Quand activisme et stupidité font bon ménage

  • Posté le : 12/06/2015 - 11:23
  • par : Yann

La semaine dernière, un groupe d’activistes pseudo-anarcho-féministes a brisé avec une brique la vitrine d’un restaurateur, pas loin de chez moi. Son crime : la maitrise du second degré, qui l’a conduit à nommer son établissement « Le mâle bouffe ». Une appellation que seuls les néophytes non conscientisés considèrent comme une blague anodine, sans réaliser qu’il s’agit d’une attaque éhontée du système patriarcal contre les femmes, les pauvres et les bélugas.

Petite mise en contexte pour les non-Montréalais : « Le mâle bouffe » se situe dans Hochelaga, un quartier populaire que les promoteurs vantent depuis des années comme le futur lieu jeune et hype de Montréal, bien que les vieilles prostituées du coin n’en aient pas encore été informées.

Depuis quelque temps, des groupuscules de riverains (ou prétendus) chialent sitôt que des commerces plus chics que des dépanneurs ou des prêteurs sur gages s’y installent. Ils se sont donné pour mission de défendre leur quartier contre cette gentrification (en français : embourgeoisement) à coup de brique, arme prolétarienne par excellence. En plus de la dégradation, ils ont cette fois-ci tenté d’expliquer leur action en collant autour du restaurant des affiches dénonçant le sexisme et la violence qu’engendre l’arrivée d’un marchand de sandwichs.

Étant moi-même empreint de solides valeurs féministes et anarchistes, je devrais me réjouir de cette action censée provenir de mon camp. En vérité, je suis en tabarnak pour plusieurs raisons:

  1. Il y a comme une incohérence à lutter contre la violence en dégradant le bien d’autrui ;
  2. Même s’il y a un débat à mener sur la mixité sociale dans Hochelaga, une brique ne me semble pas un argument convaincant, aussi lourde soit-elle ;
  3. C’est pas comme si on avait trop de restaurants dans Hochelaga ;
  4. Encore du grain à moudre pour Richard Martineau.
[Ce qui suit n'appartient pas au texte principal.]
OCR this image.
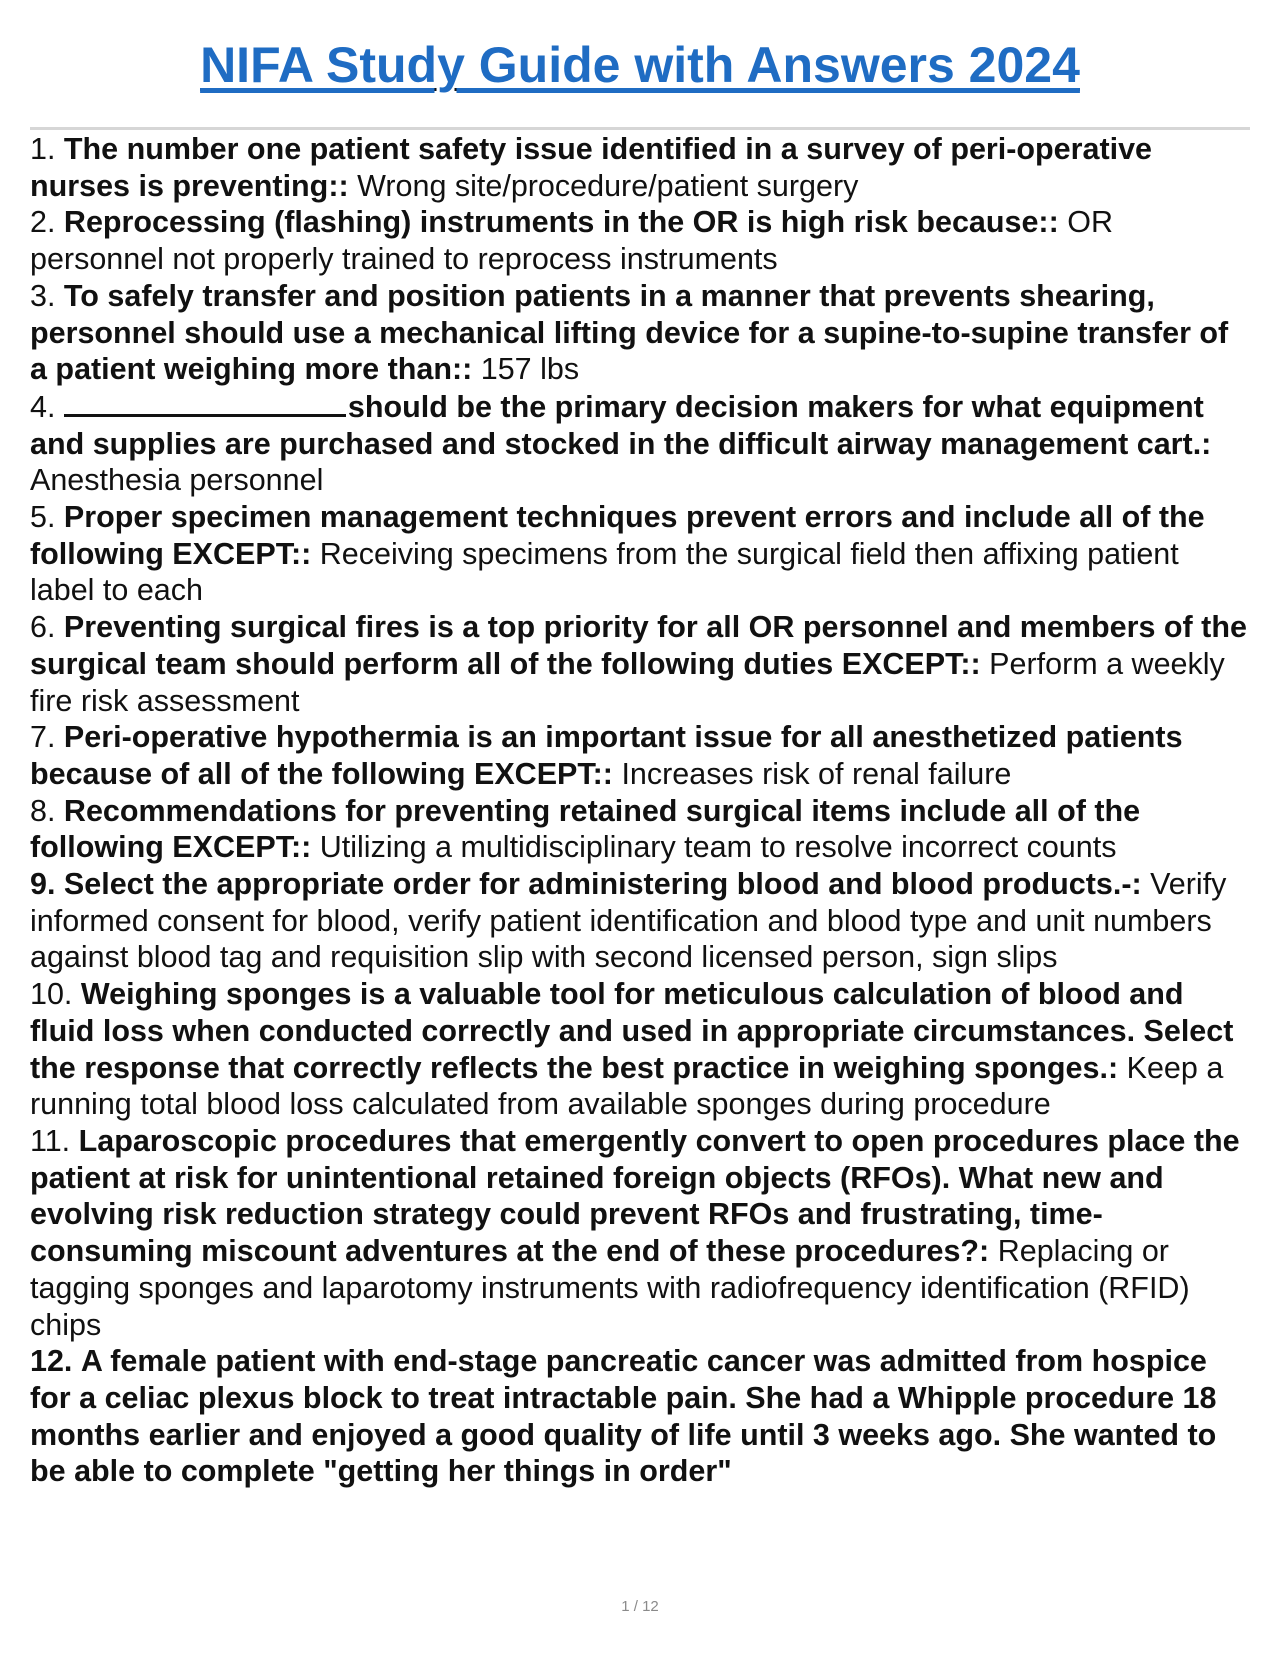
NIFA Study Guide with Answers 2024

1. The number one patient safety issue identified in a survey of peri-operative nurses is preventing:: Wrong site/procedure/patient surgery

2. Reprocessing (flashing) instruments in the OR is high risk because:: OR personnel not properly trained to reprocess instruments

3. To safely transfer and position patients in a manner that prevents shearing, personnel should use a mechanical lifting device for a supine-to-supine transfer of a patient weighing more than:: 157 lbs

4.	should be the primary decision makers for what equipment and supplies are purchased and stocked in the difficult airway management cart.: Anesthesia personnel

5. Proper specimen management techniques prevent errors and include all of the following EXCEPT:: Receiving specimens from the surgical field then affixing patient label to each

6. Preventing surgical fires is a top priority for all OR personnel and members of the surgical team should perform all of the following duties EXCEPT:: Perform a weekly fire risk assessment

7. Peri-operative hypothermia is an important issue for all anesthetized patients because of all of the following EXCEPT:: Increases risk of renal failure

8. Recommendations for preventing retained surgical items include all of the following EXCEPT:: Utilizing a multidisciplinary team to resolve incorrect counts

9. Select the appropriate order for administering blood and blood products.-: Verify informed consent for blood, verify patient identification and blood type and unit numbers against blood tag and requisition slip with second licensed person, sign slips

10. Weighing sponges is a valuable tool for meticulous calculation of blood and fluid loss when conducted correctly and used in appropriate circumstances. Select the response that correctly reflects the best practice in weighing sponges.: Keep a running total blood loss calculated from available sponges during procedure

11. Laparoscopic procedures that emergently convert to open procedures place the patient at risk for unintentional retained foreign objects (RFOs). What new and evolving risk reduction strategy could prevent RFOs and frustrating, time-consuming miscount adventures at the end of these procedures?: Replacing or tagging sponges and laparotomy instruments with radiofrequency identification (RFID) chips

12. A female patient with end-stage pancreatic cancer was admitted from hospice for a celiac plexus block to treat intractable pain. She had a Whipple procedure 18 months earlier and enjoyed a good quality of life until 3 weeks ago. She wanted to be able to complete "getting her things in order"

1 / 12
Je me raccroche à l’idée que ces actions sont en réalité conduites par des masculinistes ou les services secrets pour discréditer les anarchistes et les féministes, mais j’ai bien peur que ce soit juste la manifestation d’une maladie de plus en plus répandue : l’activisme cave. Je consacrerai mon prochain billet à cette préoccupante épidémie.